Self-talk than prevails and I push forward to complete my training or task at hand. And once I am done, I am elated with pride that I accomplished what I set out to do.
Sometimes my challenge efforts don’t pan out like I thought they would, but instead of getting discouraged, I focus on the positive side of my intended efforts. For example, when I learn a new class format, and end up not holding that particular class, I pull bits and pieces out to ingrain into something I am already teaching. Or getting my Master’s degree didn’t help me get that collegiate coaching job that I was wholeheartedly pursuing.
So, hey, instead of getting pissed off or depressed about the outcome, I focus on the positive of obtaining this costly educational two-year commitment. It is mine, all mine, and no one can take it away from me, and more importantly, it looks good on a resume!
Yoga is one go to challenge that constantly keeps on giving! Yes, it is difficult to commit to stepping on the mat for the very first time, and learn all these new poses with different names. And it mentally serves up some tough commitment, but yoga is a continuous practice with a definite start and never an end. Your efforts are required and you have to let go of the results of your efforts.

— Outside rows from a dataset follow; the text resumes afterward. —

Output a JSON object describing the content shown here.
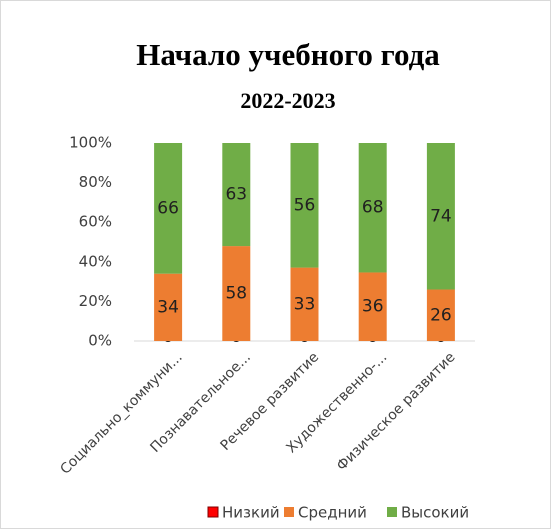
{
  "chart_data": {
    "type": "bar",
    "stack": "percent",
    "title": "Начало учебного года",
    "subtitle": "2022-2023",
    "categories": [
      "Социально_коммуни...",
      "Познавательное...",
      "Речевое развитие",
      "Художественно-...",
      "Физическое развитие"
    ],
    "series": [
      {
        "name": "Низкий",
        "color": "#ff0000",
        "values": [
          0,
          0,
          0,
          0,
          0
        ]
      },
      {
        "name": "Средний",
        "color": "#ed7d31",
        "values": [
          34,
          58,
          33,
          36,
          26
        ]
      },
      {
        "name": "Высокий",
        "color": "#70ad47",
        "values": [
          66,
          63,
          56,
          68,
          74
        ]
      }
    ],
    "ylim": [
      0,
      100
    ],
    "yticks": [
      {
        "value": 0,
        "label": "0%"
      },
      {
        "value": 20,
        "label": "20%"
      },
      {
        "value": 40,
        "label": "40%"
      },
      {
        "value": 60,
        "label": "60%"
      },
      {
        "value": 80,
        "label": "80%"
      },
      {
        "value": 100,
        "label": "100%"
      }
    ],
    "legend": "bottom"
  }
}
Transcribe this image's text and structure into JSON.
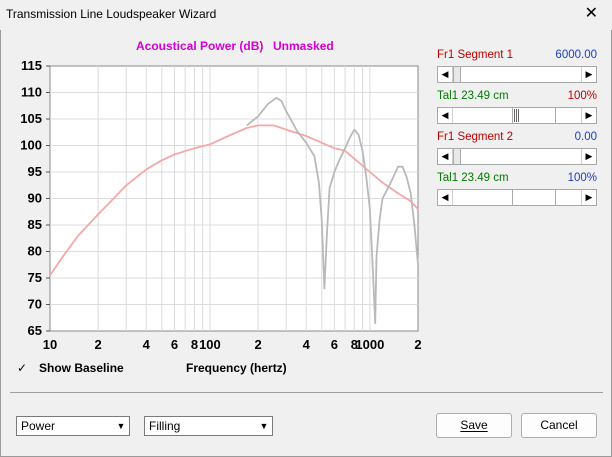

Back paddle over the last 3 years when I went through my first hip replacement, breast cancer, and my 2nd hip replacement, my movement and yoga practice was like an accelerated car with continuous breaking in between. I would get moving, breathing, posing, and then have to stop for surgery, treatments and healing before I could gently push on the gas to get going again.
Yoga and meditation have been a constant for me in this healing process. The flexibility and strength may waver but my body knows and responds quickly to familiar stretching and poses. This of course is a constant challenge for me mentally and physically, and I continue to push through reaping all the rewards of a daily practice.